Emmanuel Macron a prononcé son premier grand discours africain le 28 novembre dernier à l’université de Ouagadougou au Burkina Faso. A-t-il été arrogant, impoli avec le président Kaboré, suffisant, maladroit, voire raciste ? Ces polémiques sur la forme n’ont que très peu d’intérêt et occultent le débat sur le fond de ce long discours. La forme informe-t-elle sur le fond, comme le disent les juristes, pas sûr. Si la jeunesse du président, l’effet générationnel, la décontraction, marquent une vraie rupture de style et de discours, on ne voit pas bien en analysant le fond où sont les innovations. Après une entrée en matière tonique où il cite Thomas Sankara et où il affirme qu’il n’y a pas de politique africaine de la France, Emmanuel Macron consacre le premier tiers de son discours aux sujets les plus politiques : son diagnostic sur l’Afrique, la colonisation, la lutte contre le terrorisme, les visas, l’aide au développement, la démographie, les religions, la démocratie, la question migratoire. Sur chacun des sujets, il est globalement pertinent, assez éloquent même, mais il passe vite et botte souvent en touche et il est parfois contradictoire. Il demande par exemple aux étudiants burkinabés présents d’oublier l’histoire, de passer à autre chose, de se réconcilier avec la France, tout en se référant à Mandela qui justement avait construit sa politique de réconciliation sur la mémoire. Le Président français aura mal lu Paul Ricœur. Un peu ficelle, il tente de réparer ses déclarations antérieures maladroites qui recyclent un discours colonialiste sur la démographie africaine en décalant le sujet sur le droit des femmes. Les droits de l’homme ne sont cités qu’une seule fois lorsqu’il aborde la question des réformes constitutionnelles, et encore, il explique qu’il n’a aucune leçon à donner. Dans cette première partie Il fait quelques propositions concrètes qui parlent à son auditoire : le ciblage des bourses sur les filles ou le visa de circulation. Sur la question migratoire, au-delà de sa belle formule « des routes de la nécessité », sa proposition d’équipes sur place chargées du tri entre les victimes politiques et les migrants économiques, sont largement en deçà de la nécessité à résoudre ce drame humain.

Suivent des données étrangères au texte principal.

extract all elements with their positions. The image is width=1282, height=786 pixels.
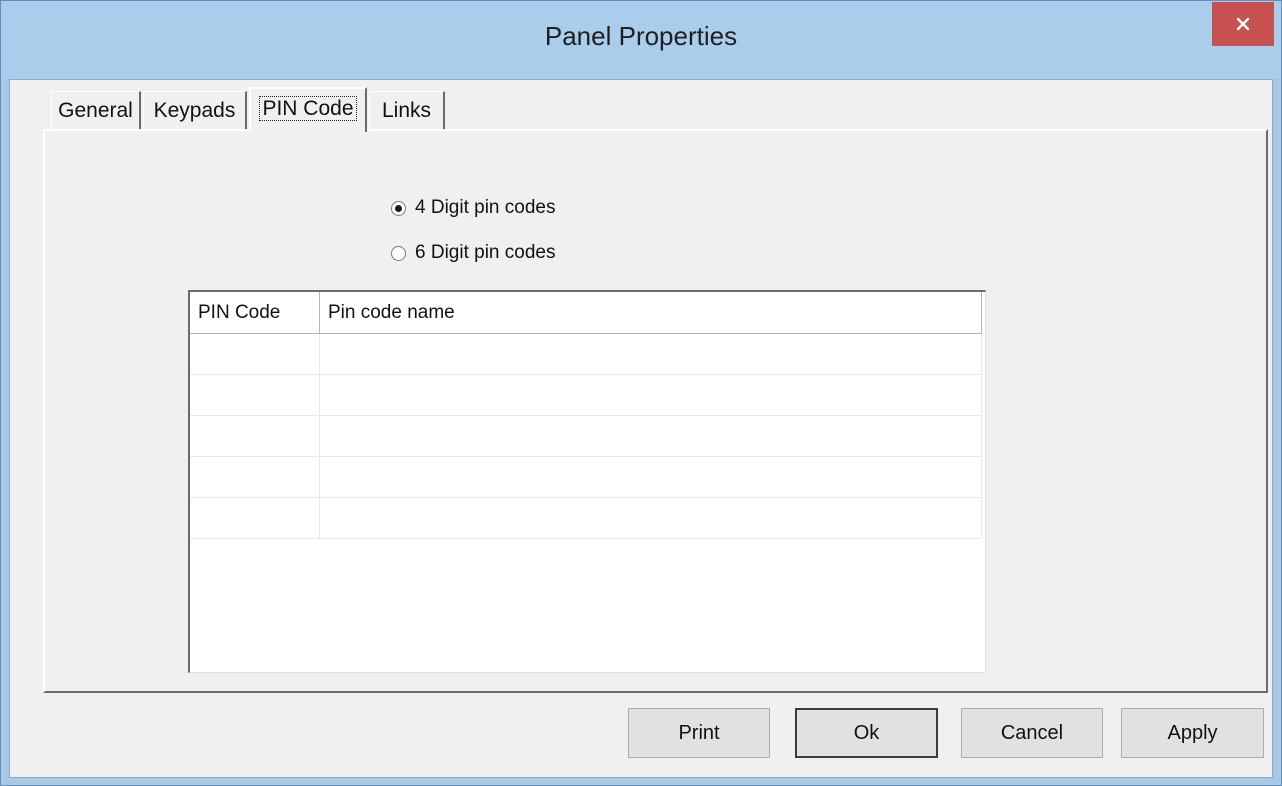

Mais le cœur du discours n’est pas dans cette première partie où il fait le minimum syndical d’un premier discours de président français en Afrique. Il s’en sort pas mal, finalement. Il est habile. C’est dans les deux derniers tiers de son intervention qu’il faut le trouver. Il y montre qu’il y a bien une politique africaine de la France : le business et les rapports de force économiques. Pour chaque thème abordé, la solution c’est l’entreprise, l’entreprenariat, l’innovation technologique et ses champions français. Cela concerne tous les domaines : le climat, l’éducation, la santé, les transports, l’urbanisme, le sport, les infrastructures. L’Agence Française de Développement sera l’instrument de la diplomatie économique de l’entreprise France, il le dit sans fard. L’organisation Business France qui appuie les initiatives économiques françaises dans le monde sera orientée vers l’Afrique. Il rend hommage à des chefs d’Etat africains en délicatesse avec la démocratie mais qui font le job côté business et sécurité : Ouattara, Kagamé, Condé, Déby. Les onze membres de son conseil pour l’Afrique qu’il a créé auprès de lui pour l’aider à penser la politique africaine de la France et qu’il cite dans son discours sont tous issus du monde économique ou culturel, à la façon du magazine économique Plus d’Afrique de Canal + du groupe Bolloré. Le lendemain à Abidjan le dossier du consortium Thales, Bouygues, Alstom sera le centre des vraies discussions pour le plus grand chantier français en Afrique (1,4 milliards d’euros pour le transport urbain à Abidjan). Le surlendemain, le groupe Décathlon organisera directement la visite du président Macron au Ghana. Moins de deux semaines après le discours de Ouagadougou, Kako Nubukpo, directeur de la francophonie économique à l’OIF qui estime que le franc CFA est une servitude volontaire des Etats africains et une survivance coloniale, est viré de son poste pour avoir critiqué dans une tribune la réponse du président à une étudiante sur la question monétaire qui soumet le pilotage des économies africaines à l’Euro et à la France.
Cette orientation diplomatique du président Macron a de la cohérence. On ne peut pas lui reprocher. Elle est en parfaite adéquation avec la route de la nécessité qu’il nous propose depuis son élection : la nécessité de la dérégulation sociale, la nécessité de la limitation des libertés publiques, la nécessité de la soumission à l’ordre économique mondial, pour améliorer les affaires. Tout comme la traite négrière était la route de la nécessité pour le développement économique des ports français au XVIIIe siècle, la colonisation pour les ressources et les débouchés de l’industrie française, les Etats africains croupions post coloniaux pour l’accès de la France aux ressources minières et pétrolières.